On 4 June I got a telephone call from Toader Constantin, a member of the Roma Party from Focsani, who told me about a community of Roma living in social housing who risked being evicted as a result of the actions of the town hall and the water company, who had gone to court to obtain an enforcement order for supposed outstanding debts on their books.

The next day, I arrived in Focsani for the first time, with the intention of assessing the situation and informing Amnesty and the ERRC about what was going on.

Unlike Eforie Sud, Baia Mare and Caracal, where the town halls made evictions based on local council decisions, in Focsani, the town hall and the water company went to court to obtain an order to evict families supposedly in arrears.

More than 120 children and 100 adults live in the social housing. They all have their own stories and each of them suffers from a very serious social plight.
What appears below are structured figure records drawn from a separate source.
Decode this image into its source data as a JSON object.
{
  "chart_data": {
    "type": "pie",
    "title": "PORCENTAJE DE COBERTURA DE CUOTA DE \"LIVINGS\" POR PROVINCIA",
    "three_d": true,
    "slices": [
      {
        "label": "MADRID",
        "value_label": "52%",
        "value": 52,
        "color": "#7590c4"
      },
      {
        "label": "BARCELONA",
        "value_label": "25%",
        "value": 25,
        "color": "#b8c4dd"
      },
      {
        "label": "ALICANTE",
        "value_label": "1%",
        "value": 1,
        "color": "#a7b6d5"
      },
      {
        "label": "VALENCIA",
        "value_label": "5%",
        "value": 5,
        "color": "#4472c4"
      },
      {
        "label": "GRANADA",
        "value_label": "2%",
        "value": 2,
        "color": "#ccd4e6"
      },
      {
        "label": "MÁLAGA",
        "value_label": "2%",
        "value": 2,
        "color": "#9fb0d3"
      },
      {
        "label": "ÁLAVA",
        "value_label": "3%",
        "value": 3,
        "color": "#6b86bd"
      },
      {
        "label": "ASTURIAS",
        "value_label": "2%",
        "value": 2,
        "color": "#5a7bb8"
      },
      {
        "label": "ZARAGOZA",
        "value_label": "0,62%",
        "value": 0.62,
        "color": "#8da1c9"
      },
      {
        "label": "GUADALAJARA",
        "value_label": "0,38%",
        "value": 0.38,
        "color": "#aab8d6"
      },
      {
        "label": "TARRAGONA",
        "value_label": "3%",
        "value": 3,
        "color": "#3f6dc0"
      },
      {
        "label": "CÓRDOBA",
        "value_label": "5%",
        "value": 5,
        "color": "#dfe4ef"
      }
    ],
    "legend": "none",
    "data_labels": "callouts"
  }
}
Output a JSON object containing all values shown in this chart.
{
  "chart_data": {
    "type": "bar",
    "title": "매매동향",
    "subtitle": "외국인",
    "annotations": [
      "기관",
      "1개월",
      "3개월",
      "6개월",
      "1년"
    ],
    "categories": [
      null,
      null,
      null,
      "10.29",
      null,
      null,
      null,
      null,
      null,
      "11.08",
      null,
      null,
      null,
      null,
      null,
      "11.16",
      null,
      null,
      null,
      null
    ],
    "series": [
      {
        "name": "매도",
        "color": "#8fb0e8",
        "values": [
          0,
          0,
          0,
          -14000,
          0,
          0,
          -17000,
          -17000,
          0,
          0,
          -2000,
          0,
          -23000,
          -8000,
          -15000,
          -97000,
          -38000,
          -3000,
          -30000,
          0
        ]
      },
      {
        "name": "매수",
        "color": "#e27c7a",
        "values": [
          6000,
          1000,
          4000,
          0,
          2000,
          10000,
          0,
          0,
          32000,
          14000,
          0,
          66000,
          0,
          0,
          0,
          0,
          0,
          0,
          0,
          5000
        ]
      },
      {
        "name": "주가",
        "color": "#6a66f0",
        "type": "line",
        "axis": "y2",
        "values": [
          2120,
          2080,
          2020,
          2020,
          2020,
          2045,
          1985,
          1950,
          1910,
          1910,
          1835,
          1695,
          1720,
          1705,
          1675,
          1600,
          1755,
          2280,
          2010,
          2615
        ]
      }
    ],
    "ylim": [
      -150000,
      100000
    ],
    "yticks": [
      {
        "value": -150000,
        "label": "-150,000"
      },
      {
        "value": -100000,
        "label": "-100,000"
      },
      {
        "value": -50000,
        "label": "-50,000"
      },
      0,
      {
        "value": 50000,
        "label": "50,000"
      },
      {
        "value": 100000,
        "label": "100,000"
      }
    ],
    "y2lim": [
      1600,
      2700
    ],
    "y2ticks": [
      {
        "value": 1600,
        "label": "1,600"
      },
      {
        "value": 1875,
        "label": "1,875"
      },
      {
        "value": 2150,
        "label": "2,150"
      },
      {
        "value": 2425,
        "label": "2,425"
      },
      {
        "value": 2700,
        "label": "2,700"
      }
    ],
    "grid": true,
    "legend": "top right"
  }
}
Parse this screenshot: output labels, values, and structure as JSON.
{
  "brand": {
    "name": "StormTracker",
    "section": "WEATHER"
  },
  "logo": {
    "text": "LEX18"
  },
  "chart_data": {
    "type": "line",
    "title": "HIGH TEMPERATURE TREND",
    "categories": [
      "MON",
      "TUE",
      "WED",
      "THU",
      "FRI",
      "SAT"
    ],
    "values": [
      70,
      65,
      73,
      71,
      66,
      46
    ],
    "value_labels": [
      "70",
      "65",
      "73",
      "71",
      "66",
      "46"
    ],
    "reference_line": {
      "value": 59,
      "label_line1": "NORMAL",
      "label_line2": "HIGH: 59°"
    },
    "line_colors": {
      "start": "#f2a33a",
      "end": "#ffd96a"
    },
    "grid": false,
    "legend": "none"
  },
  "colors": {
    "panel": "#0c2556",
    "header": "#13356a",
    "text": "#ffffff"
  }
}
The oldest among them, after a lifetime of work, can barely survive on social security and although they would like to work, nobody wants to employ them.

Society does not give any second chance to those with a criminal record. This is the situation of a young man who has a horticultural diploma, but because of his record he can’t get the job he desperately wants, not only for himself but for the sake of his three children.
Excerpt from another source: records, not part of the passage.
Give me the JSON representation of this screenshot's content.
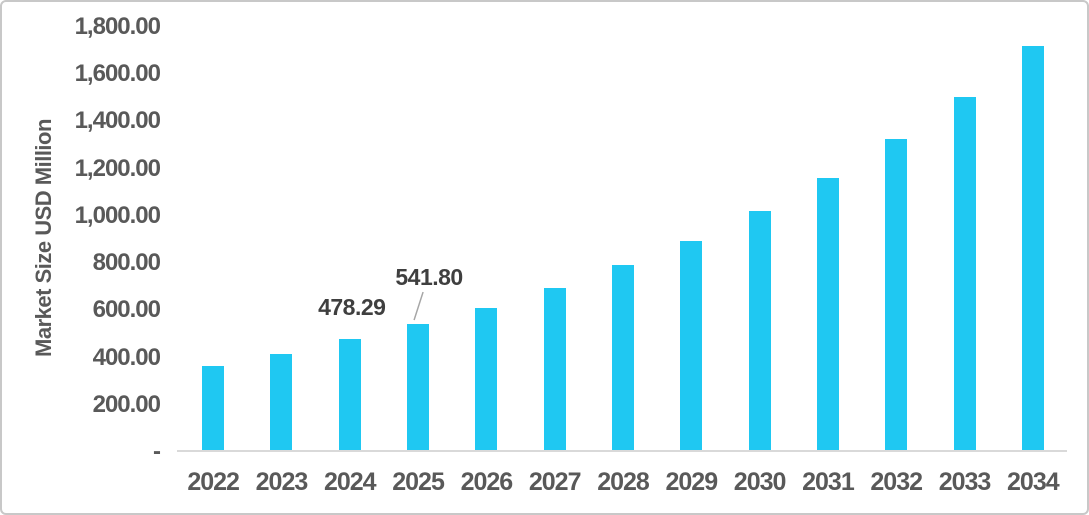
{
  "chart_data": {
    "type": "bar",
    "title": "",
    "xlabel": "",
    "ylabel": "Market Size USD Million",
    "categories": [
      "2022",
      "2023",
      "2024",
      "2025",
      "2026",
      "2027",
      "2028",
      "2029",
      "2030",
      "2031",
      "2032",
      "2033",
      "2034"
    ],
    "values": [
      365,
      416,
      478.29,
      541.8,
      610,
      695,
      790,
      895,
      1020,
      1160,
      1325,
      1505,
      1720
    ],
    "data_labels": [
      {
        "category": "2024",
        "text": "478.29",
        "dx": 2,
        "gap": 20,
        "leader_line": false
      },
      {
        "category": "2025",
        "text": "541.80",
        "dx": 11,
        "gap": 35,
        "leader_line": true
      }
    ],
    "y_ticks": [
      {
        "value": 1800,
        "label": "1,800.00"
      },
      {
        "value": 1600,
        "label": "1,600.00"
      },
      {
        "value": 1400,
        "label": "1,400.00"
      },
      {
        "value": 1200,
        "label": "1,200.00"
      },
      {
        "value": 1000,
        "label": "1,000.00"
      },
      {
        "value": 800,
        "label": "800.00"
      },
      {
        "value": 600,
        "label": "600.00"
      },
      {
        "value": 400,
        "label": "400.00"
      },
      {
        "value": 200,
        "label": "200.00"
      },
      {
        "value": 0,
        "label": "-"
      }
    ],
    "ylim": [
      0,
      1800
    ],
    "grid": false,
    "legend": false,
    "bar_color": "#1FC8F2",
    "colors": {
      "tick_text": "#595959",
      "axis_title_text": "#595959",
      "data_label_text": "#3F3F3F",
      "axis_line": "#D9D9D9",
      "leader_line": "#A6A6A6",
      "frame_border": "#C8C8C8",
      "background": "#FFFFFF"
    }
  }
}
In order not to see his children and wife thrown into the street, the young man opted to pay the supposed water arrears of 2,200 lei. He says that because he does not have enough money to cover the whole sum, he had to donate blood twice in two weeks.
Not even those without a record stand much of a chance of getting jobs, because of discrimination and segregation.

Some of them have signed rental contracts with the town hall; some are still valid, others have expired. According to the practice met in numerous other similar situations, it is possible that the renewal of these contracts is a level by which the town hall tries to influence people’s votes in various electoral campaigns.
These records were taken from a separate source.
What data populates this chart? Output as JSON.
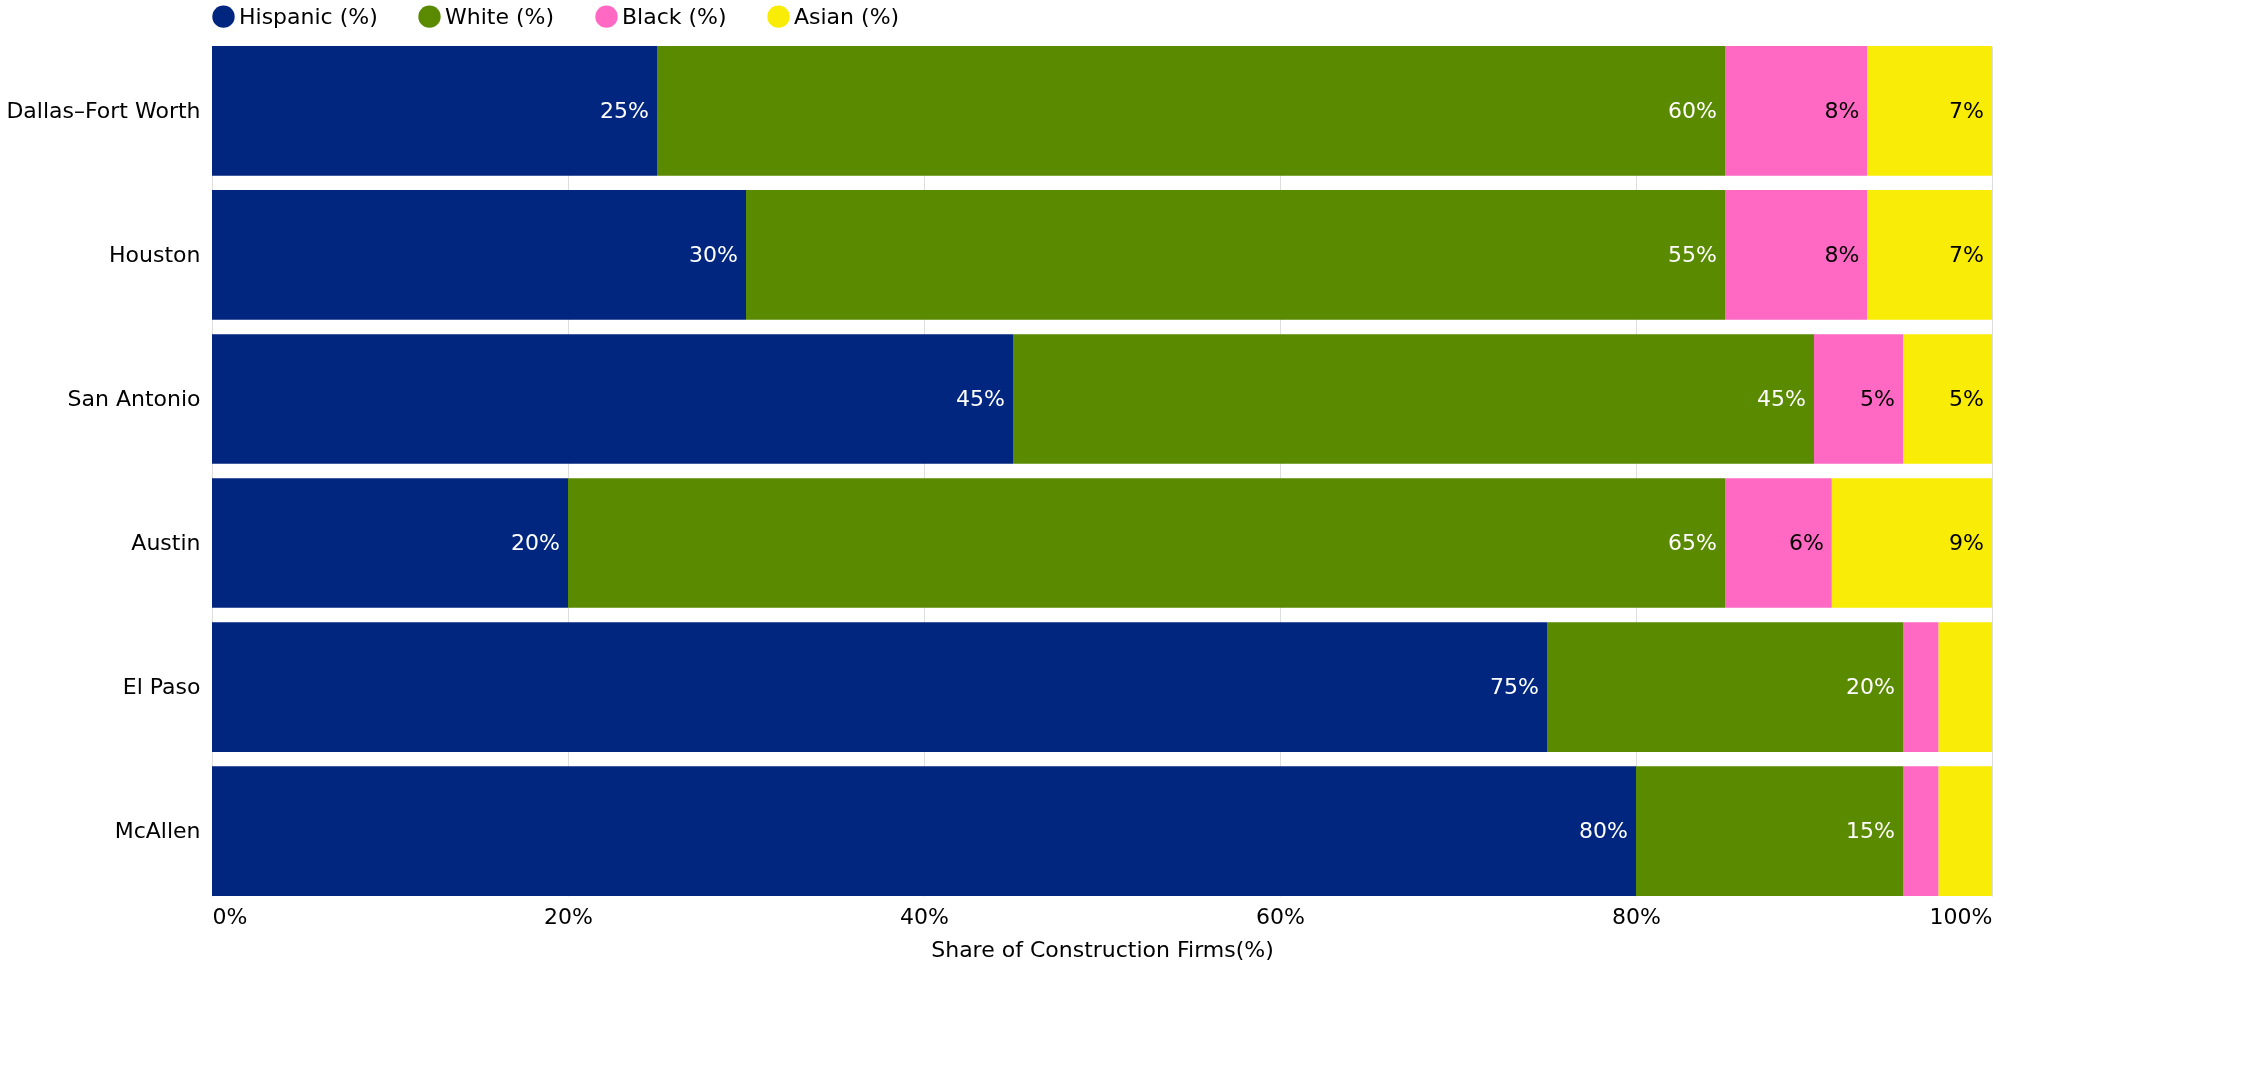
{
  "chart_data": {
    "type": "bar",
    "orientation": "horizontal",
    "stacked": true,
    "xlabel": "Share of Construction Firms(%)",
    "categories": [
      "Dallas–Fort Worth",
      "Houston",
      "San Antonio",
      "Austin",
      "El Paso",
      "McAllen"
    ],
    "series": [
      {
        "name": "Hispanic (%)",
        "color": "#00267f",
        "values": [
          25,
          30,
          45,
          20,
          75,
          80
        ],
        "value_labels": [
          "25%",
          "30%",
          "45%",
          "20%",
          "75%",
          "80%"
        ]
      },
      {
        "name": "White (%)",
        "color": "#5a8a00",
        "values": [
          60,
          55,
          45,
          65,
          20,
          15
        ],
        "value_labels": [
          "60%",
          "55%",
          "45%",
          "65%",
          "20%",
          "15%"
        ]
      },
      {
        "name": "Black (%)",
        "color": "#ff69c4",
        "values": [
          8,
          8,
          5,
          6,
          2,
          2
        ],
        "value_labels": [
          "8%",
          "8%",
          "5%",
          "6%",
          null,
          null
        ]
      },
      {
        "name": "Asian (%)",
        "color": "#f9ec06",
        "values": [
          7,
          7,
          5,
          9,
          3,
          3
        ],
        "value_labels": [
          "7%",
          "7%",
          "5%",
          "9%",
          null,
          null
        ]
      }
    ],
    "xlim": [
      0,
      100
    ],
    "xticks": [
      {
        "value": 0,
        "label": "0%"
      },
      {
        "value": 20,
        "label": "20%"
      },
      {
        "value": 40,
        "label": "40%"
      },
      {
        "value": 60,
        "label": "60%"
      },
      {
        "value": 80,
        "label": "80%"
      },
      {
        "value": 100,
        "label": "100%"
      }
    ],
    "grid": "x",
    "legend": "top"
  }
}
But many of them live in rooms vacated by friends or relatives who have gone abroad to work.

To come back to the supposed arrears, I should mention that in the building in question, there is only water twice a day, for two hours. And while the water supply is intermittent on the ground floor and first floor, it doesn’t reach the floors higher than that at all. The tenants have dozens of plastic bottles with they use to transport water from their neighbours’, making daily trips to collect water for washing clothes, cooking and personal hygiene.

In many of the cases that have been taken to court, the water company has not been able to prove any arrears, for which reason the court has already reduced the sums and cancelled a part of the late-payment penalties.

According to the people involved, their rental contracts have been made conditional upon their accepting the water arrears. In other words, in order to have a roof over their heads, they have been forced to accept debts they never incurred and for which they now risk being evicted.

A week later I went back to Focsani to witness an eviction ordered by the court. Robert did not have a rental contract in his own name and was living in a flat he was looking after for a friend, the person named in the contract with the town hall. Although he works for a security company, Robert can only afford social housing for himself and his family. Now, because of arrears that cannot be adequately proven, Robert along with his 19 years old wife Nicuta and their son Luca Nicolas have been thrown into the street.

I understand the principles of social housing and responsibility for certain obligations. But I cannot understand how we can turn an economic problem involving arrears into an infinitely more serious issue of housing, which over the short, medium and long-term results in a genuine nightmare.